Political party in South Sudan

The United Democratic Front (Juba Arabic: جبهة الديمقراطية المتحدة Jabhet Al-Dimoqratiyet Al-Mutahedat) is a political party in South Sudan. It is led by Peter Abdurahman Sule. The party was previously represented in the Interim National Assembly of Sudan and the South Sudan Legislative Assembly, where it held four seats.

The United Democratic Front (UDF) party was founded in 2002 by Peter Abdulrahman Sule. It was previously the main opposition party in the country since the Republic of South Sudan achieved its independence in 2011.

In 2011, the SPLM government arrested Sule. He remained in detention for two years without trial. In October 2013, he was released through a presidential amnesty issued by Salva Kiir Mayardit the president of the Republic of South Sudan. After conflict erupted in December 2013, an accord known as the Agreement on the Resolution of the Conflict in the Republic of South Sudan (ARCSS) was signed in 2015 between SPLM-IO, GRSS, Former Detainees (FDs) and other political parties. This agreement did not hold long and the country returned to war again in July 2016

During the negotiations of 2014–2015, the UDF party submitted through email to the IGAD special envoy its position on how the conflict in the country could be resolved. The government responded by confiscating the passport of the party's chairman. He was not allowed to travel to Addis Ababa to attend peace negotiations.

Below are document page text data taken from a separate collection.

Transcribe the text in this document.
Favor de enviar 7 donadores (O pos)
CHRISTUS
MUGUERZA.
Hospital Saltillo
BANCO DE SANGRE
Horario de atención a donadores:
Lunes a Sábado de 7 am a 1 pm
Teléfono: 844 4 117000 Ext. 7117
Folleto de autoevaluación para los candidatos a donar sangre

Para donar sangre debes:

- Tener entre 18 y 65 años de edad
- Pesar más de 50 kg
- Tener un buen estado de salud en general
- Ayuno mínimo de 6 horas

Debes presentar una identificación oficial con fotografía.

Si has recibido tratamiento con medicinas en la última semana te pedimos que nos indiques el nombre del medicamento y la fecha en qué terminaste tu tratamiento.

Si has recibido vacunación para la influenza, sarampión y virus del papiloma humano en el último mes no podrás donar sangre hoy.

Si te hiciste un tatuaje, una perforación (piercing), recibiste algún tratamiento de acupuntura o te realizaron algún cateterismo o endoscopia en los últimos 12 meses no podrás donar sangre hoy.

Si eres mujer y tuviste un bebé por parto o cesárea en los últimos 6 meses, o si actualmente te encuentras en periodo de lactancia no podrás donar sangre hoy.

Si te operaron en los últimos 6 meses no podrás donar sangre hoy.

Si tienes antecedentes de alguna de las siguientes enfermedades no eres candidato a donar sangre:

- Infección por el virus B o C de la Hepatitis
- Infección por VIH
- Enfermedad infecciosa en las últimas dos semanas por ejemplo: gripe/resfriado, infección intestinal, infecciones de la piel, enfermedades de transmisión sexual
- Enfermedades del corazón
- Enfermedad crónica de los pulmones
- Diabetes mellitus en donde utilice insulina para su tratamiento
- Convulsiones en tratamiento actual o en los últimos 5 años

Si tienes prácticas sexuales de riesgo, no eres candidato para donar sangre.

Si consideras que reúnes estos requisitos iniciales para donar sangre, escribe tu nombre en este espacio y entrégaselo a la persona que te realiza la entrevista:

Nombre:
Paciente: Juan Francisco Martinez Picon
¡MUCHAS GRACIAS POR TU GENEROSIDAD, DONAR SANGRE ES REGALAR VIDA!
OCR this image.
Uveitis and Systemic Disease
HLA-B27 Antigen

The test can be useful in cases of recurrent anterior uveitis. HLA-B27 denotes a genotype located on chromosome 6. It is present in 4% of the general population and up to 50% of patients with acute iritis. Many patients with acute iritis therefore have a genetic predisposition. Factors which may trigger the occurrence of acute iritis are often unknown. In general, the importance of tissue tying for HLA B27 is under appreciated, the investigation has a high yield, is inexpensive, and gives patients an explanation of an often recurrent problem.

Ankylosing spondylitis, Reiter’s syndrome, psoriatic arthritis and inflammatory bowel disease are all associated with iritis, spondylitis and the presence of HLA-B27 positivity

In February 2014, Sule appointed Bona Deng Lawrence as his deputy and dismissed Sebastian Uchan Kiech from his position as deputy chairman.

On 31 December 2014, Sule fled to Uganda, seeking political asylum, which was granted to him and his family members.

In July 2015, news of his reported assassination was covered in the media. UDF, under the leadership of Lawrence, participated in the 2018 peace negotiations in both Addis Ababa, Ethiopia, and Khartoum, Sudan. These negotiations resulted in the signing of the Revitalized Agreement on the Resolution of the Conflict in the Republic of South Sudan (R-ARCSS) in September 2018.